What distinguishes all these programs is a frank and total lack of pretense. They all seem to proceed from the belief that a television series should not aspire to any greater intellectual or emotional depth than the comic books that seem to have inspired them. The dialogue is apparently borrowed from old Batman balloons. Brightly lit and crudely shot, the visual style indeed reminds one of comic art at its least sophisticated level.
Sometimes it is necessary to put the mind in neutral and let it idle for a while. The uncampy sobriety with which these shows offer their childlike simplicities can be curiously refreshing, a time trip back to the simple pleasures of trash fiction for kids. Wonder Woman, which ABC so far runs as a recurring special rather than as a series, is a particularly satisfying show in which Lynda Carter plays a World War II female Superman, lap-dissolve costume changes and all.
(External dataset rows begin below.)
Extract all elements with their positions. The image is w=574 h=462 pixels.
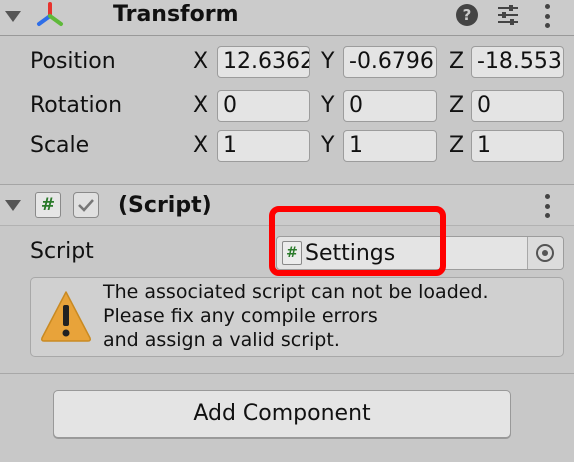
svg-text:?: ?	[463, 6, 472, 24]
rotation-z-label[interactable]: Z	[449, 93, 464, 118]
position-x-label[interactable]: X	[193, 49, 208, 74]
position-x-field[interactable]: 12.6362	[217, 46, 310, 78]
rotation-y-label[interactable]: Y	[321, 93, 334, 118]
help-icon[interactable]: ?	[455, 3, 479, 27]
rotation-x-label[interactable]: X	[193, 93, 208, 118]
scale-z-label[interactable]: Z	[449, 133, 464, 158]
rotation-y-field[interactable]: 0	[343, 90, 437, 122]
scale-y-label[interactable]: Y	[321, 133, 334, 158]
rotation-z-field[interactable]: 0	[471, 90, 564, 122]
script-component-title: (Script)	[118, 193, 212, 218]
script-component-menu-icon[interactable]	[544, 194, 550, 218]
scale-y-field[interactable]: 1	[343, 130, 437, 162]
collapse-triangle-icon[interactable]	[5, 11, 21, 22]
position-y-label[interactable]: Y	[321, 49, 334, 74]
presets-sliders-icon[interactable]	[496, 4, 520, 26]
warning-line: The associated script can not be loaded.	[103, 281, 489, 303]
warning-helpbox: The associated script can not be loaded.…	[30, 277, 564, 357]
rotation-label: Rotation	[30, 93, 123, 118]
transform-title: Transform	[113, 2, 239, 27]
scale-z-field[interactable]: 1	[471, 130, 564, 162]
scale-label: Scale	[30, 133, 90, 158]
inspector-divider	[0, 373, 574, 374]
checkmark-icon	[78, 199, 94, 212]
object-picker-button[interactable]	[527, 237, 563, 269]
transform-header[interactable]: Transform ?	[0, 0, 574, 36]
highlight-box	[269, 206, 446, 276]
scale-x-label[interactable]: X	[193, 133, 208, 158]
position-z-field[interactable]: -18.553	[471, 46, 564, 78]
component-enabled-checkbox[interactable]	[73, 192, 99, 218]
rotation-x-field[interactable]: 0	[217, 90, 310, 122]
warning-line: and assign a valid script.	[103, 329, 340, 351]
collapse-triangle-icon[interactable]	[5, 200, 21, 211]
add-component-button[interactable]: Add Component	[53, 390, 511, 438]
warning-line: Please fix any compile errors	[103, 305, 378, 327]
transform-axis-icon	[37, 2, 63, 26]
warning-icon	[41, 291, 91, 342]
script-hash-icon: #	[35, 192, 61, 218]
scale-x-field[interactable]: 1	[217, 130, 310, 162]
position-label: Position	[30, 49, 116, 74]
warning-message: The associated script can not be loaded.…	[103, 280, 489, 352]
transform-menu-icon[interactable]	[544, 4, 550, 28]
script-label: Script	[30, 239, 94, 264]
position-y-field[interactable]: -0.6796	[343, 46, 437, 78]
position-z-label[interactable]: Z	[449, 49, 464, 74]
Nevertheless, after admiring Lynda's sexy little red, white and blue suit and her golden lasso, one mostly feels that after decades of painstaking research, much trial and error, many false reports of success, the ABC gang has finally found television's Holy Grailthe one, true least common denominator.
All that aside, it is actually difficult not to admire the sheer brilliance of the network's commercial calculation, its bold strategies in positioning and promoting its products as it scrambles for an edge in its battles with CBS and NBC.